Telefon zamilkł dokładnie wtedy, gdy dłoń Teodora zbliżała się do słuchawki. Mężczyzna zastygł w oczekiwaniu, ale cisza nie pozostawiała złudzeń. Nie było sensu tkwić tu dłużej. Wyprostował się i odwrócił w stronę, z której nadszedł. Jednak coś nie pozwalało mu ruszyć z miejsca. Wewnętrzny głos powtarzał: „Poczekaj, poczekaj, poczekaj”. Jakby ktoś telepatycznie przekazywał mu wiadomość.
Gdy po trzydziestu sekundach telefon znowu się odezwał, Teodor mógł go odebrać po pierwszym dzwonku.

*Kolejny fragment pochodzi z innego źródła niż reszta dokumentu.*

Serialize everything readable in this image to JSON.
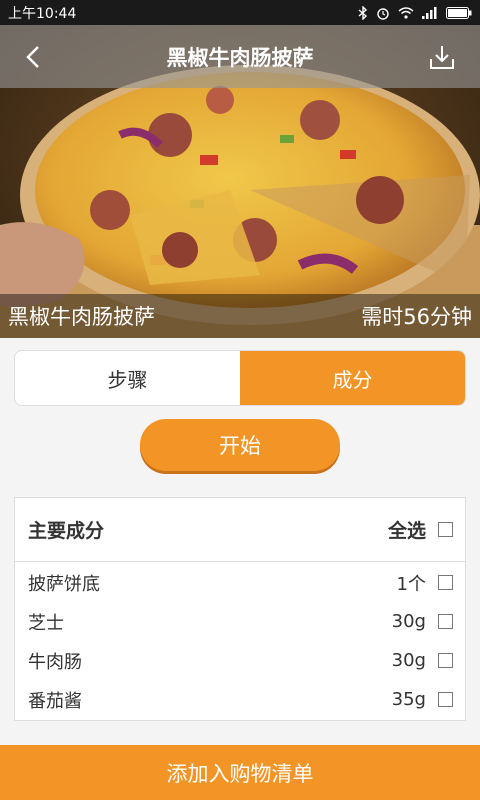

– Pan Jarymowicz? Więc jednak jest pan w domu? Tak coś czułem – dobiegł go w słuchawce wesoły głos młodego człowieka. – Kurier z tej strony. Mam dla pana przesyłkę.
– Kurier? Ja już idę, już idę... Zaraz będę przy domofonie. Proszę poczekać – powiedział starszy człowiek przepraszającym tonem. – Ja już idę... Już idę...

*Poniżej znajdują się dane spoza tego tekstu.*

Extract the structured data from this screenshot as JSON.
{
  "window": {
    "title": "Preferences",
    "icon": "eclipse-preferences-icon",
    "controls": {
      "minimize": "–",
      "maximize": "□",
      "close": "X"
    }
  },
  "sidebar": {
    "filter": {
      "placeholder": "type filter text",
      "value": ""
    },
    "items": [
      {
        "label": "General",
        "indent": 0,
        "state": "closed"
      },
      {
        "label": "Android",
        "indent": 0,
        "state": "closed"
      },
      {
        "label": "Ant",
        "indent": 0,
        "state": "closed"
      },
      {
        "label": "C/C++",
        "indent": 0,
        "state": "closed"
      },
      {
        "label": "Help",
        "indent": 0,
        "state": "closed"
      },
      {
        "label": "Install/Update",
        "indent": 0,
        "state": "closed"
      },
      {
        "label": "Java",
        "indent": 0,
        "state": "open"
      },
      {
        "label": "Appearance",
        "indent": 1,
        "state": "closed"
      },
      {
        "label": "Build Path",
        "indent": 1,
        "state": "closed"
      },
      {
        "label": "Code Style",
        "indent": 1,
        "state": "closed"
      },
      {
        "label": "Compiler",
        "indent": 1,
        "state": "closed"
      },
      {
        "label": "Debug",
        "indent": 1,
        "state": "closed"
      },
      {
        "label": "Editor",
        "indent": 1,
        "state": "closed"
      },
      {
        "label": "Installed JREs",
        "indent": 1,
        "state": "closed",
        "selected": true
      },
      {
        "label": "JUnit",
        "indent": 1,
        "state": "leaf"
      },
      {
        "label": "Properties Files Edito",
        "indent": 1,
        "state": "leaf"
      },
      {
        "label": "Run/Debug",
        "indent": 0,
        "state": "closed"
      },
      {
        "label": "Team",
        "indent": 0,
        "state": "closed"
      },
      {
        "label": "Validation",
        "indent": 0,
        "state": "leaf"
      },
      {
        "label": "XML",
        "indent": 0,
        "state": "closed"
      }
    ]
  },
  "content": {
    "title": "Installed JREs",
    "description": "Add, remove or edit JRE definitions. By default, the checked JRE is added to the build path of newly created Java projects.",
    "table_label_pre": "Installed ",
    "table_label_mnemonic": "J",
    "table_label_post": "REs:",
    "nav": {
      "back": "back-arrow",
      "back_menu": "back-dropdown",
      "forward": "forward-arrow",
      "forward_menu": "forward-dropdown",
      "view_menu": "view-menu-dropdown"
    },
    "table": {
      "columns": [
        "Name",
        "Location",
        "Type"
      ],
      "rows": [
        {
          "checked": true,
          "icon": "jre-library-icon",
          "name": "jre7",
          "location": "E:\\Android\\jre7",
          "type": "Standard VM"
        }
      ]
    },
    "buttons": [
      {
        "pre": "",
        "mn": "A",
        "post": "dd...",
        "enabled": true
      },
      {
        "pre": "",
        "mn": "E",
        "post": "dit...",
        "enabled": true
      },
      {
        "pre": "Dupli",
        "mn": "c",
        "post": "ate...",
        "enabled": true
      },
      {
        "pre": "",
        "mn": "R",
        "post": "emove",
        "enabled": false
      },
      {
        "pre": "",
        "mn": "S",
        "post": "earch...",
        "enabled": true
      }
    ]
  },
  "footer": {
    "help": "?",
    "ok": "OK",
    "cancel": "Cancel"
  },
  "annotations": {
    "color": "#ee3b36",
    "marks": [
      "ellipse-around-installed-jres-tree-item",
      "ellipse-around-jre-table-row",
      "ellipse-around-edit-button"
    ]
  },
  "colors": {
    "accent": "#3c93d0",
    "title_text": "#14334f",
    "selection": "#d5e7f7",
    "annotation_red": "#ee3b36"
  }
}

– W porządku, spokojnie – usłyszał. – Poczekam.
– Halo? To teraz odłożę słuchawkę, dobrze?
– Tak, rozłączamy się i czekam na dole na wpuszczenie.
– Poczeka pan, tak?
– Tak, poczekam.
– Ale ja niczego... Ja... Nie spodziewam się żadnej przesyłki.
– Tu na paczce jest pana adres i nazwisko. Pan Jarymowicz? Teodor?
– Owszem.
– Więc wszystko się zgadza.
– No dobrze. Skoro tak... to ja idę. A pan czeka, tak?
– Tak.
Teodor odłożył słuchawkę na widełki, głębiej odetchnął i spojrzał w stronę dwuskrzydłowych drzwi wejściowych. Dzieliło go od nich dobre pięć metrów.